In contrast, most software navigators, be it a mobile map application or onboard navigator / infotainment system, are usually lacking interactions with the driver. They are good at route planning and giving instructions, but have very poor, if any, capability to respond to an arbitrary inquiry popped by the driver.
With powerful Large language models (LLMs) emerging and becoming globally accessible, as well as the continued progress in ASR and TTS technologies, it seems like the possibility of software navigator having vocal conversations with the driver is growing. This is a project aimed to create such a navigator agent (I know I won't finish it, though) or at least yield some valuable (to whom?) results.
Outline
The LLM as an agent [1] concept is used here. This agent has access to a collection of tools for completing different tasks, has memory for history data, info, and decisions made, etc..
Skipping a lot (basically all) of explanations, an LLM agent can perform actions such as search the Internet, access peripheral hardware for sensory data, file I/O, calling other programs, besides the rather basic task of making conversations with the user in natural language.

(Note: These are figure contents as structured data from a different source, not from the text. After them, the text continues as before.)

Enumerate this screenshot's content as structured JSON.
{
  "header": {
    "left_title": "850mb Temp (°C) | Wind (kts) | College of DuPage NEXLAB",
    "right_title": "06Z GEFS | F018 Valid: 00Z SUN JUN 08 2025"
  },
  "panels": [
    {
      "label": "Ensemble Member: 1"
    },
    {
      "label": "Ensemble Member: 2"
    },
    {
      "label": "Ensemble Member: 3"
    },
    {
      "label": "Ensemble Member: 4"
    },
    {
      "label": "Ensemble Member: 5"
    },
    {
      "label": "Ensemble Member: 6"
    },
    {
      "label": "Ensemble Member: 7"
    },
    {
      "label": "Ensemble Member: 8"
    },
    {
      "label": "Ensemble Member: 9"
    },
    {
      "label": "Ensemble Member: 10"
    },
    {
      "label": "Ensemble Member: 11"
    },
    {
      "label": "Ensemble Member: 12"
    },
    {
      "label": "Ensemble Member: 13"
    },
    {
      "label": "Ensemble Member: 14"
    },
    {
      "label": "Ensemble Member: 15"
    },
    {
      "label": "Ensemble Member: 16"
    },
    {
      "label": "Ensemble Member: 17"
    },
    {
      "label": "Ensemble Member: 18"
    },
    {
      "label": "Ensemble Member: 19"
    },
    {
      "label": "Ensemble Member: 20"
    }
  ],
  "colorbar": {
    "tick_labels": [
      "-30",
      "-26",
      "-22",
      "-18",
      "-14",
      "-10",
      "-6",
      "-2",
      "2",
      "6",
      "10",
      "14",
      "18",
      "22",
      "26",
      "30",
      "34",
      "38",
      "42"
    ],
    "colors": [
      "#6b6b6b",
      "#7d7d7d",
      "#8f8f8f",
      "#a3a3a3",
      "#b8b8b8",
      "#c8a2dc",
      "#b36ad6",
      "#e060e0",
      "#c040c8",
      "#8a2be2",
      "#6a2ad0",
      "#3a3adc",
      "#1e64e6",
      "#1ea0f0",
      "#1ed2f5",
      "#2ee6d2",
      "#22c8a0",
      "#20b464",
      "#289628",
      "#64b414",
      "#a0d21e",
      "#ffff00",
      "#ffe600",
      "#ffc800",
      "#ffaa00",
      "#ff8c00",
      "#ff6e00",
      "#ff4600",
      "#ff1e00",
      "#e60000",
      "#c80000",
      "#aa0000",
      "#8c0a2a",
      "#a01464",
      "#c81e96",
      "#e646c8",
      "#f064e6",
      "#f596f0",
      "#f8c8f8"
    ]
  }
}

So we can build an agent with at least the following required features, to make it capable of performing like a human co-driver:
- Chat
- Map and route operations
- This can be done by either using a cloud service via API, or a local map in e.g. OpenStreetMap format.
- Positioning
- GPS hardware
- Internet-based, less accuracy overall
- Web search
- A good way of providing more than no information, if the user is saying something a navigation software might not be expecting e.g. 'What's Alfie Kilgour's middle name?'
- It's always not wrong to say 'Sorry, I don't know that' but this is what makes Google Assistant very annoying and look dumb.
- Audio recording (for speech recognition)
- Speech recognition
- Cloud / local, but either way it's going to be perceptibly slow
- Text-to-Speech
- If we don't really worry about robot voices, this can be fast
- Audio playback
- Translation, just in case
Things to find out before digging in
There are more things to find out than listed here of course.
How fast should the system be?
Get some pairs of people to drive, similar to the Where should I turn paper. Real roads or simlulators.
Focus on how much time (city road / highway) is left for the navigator to instruct the driver, after the driver asks for instructions, before the vehicle would miss the point to turn / stop / change lanes.
How fast can the system be?
Benchmark typical time consumed for one exchange (one question from the driver, one response from the navigator), of different combinations of LLM / ASR / TTS implementations.
Wake word or push to talk?
Obviously wake word is more natural but slower. If a button doesn't feel too unnatural for drivers, it's good enough.
How much visual?
Probably use an eye tracker or something to record how much the driver is looking at the road and at the screen if there is one.
I quite believe someone else has done this before so I'll look for papers.
Implementation
In all honesty I don't think I can or I want to do it alone, so I'm not having plans about implementations now.
Random thinking
Actually this all started with another personal niche of wanting a Yuduki Yukari (AI) rally co-driver that can automatically do recces, generate pace notes, and call them out in a timed session. That requires more precision but less conversation (not none, though).
Then I re-thinked about it and maybe an AI for daily navigation has a lot more potential users, so it's come here.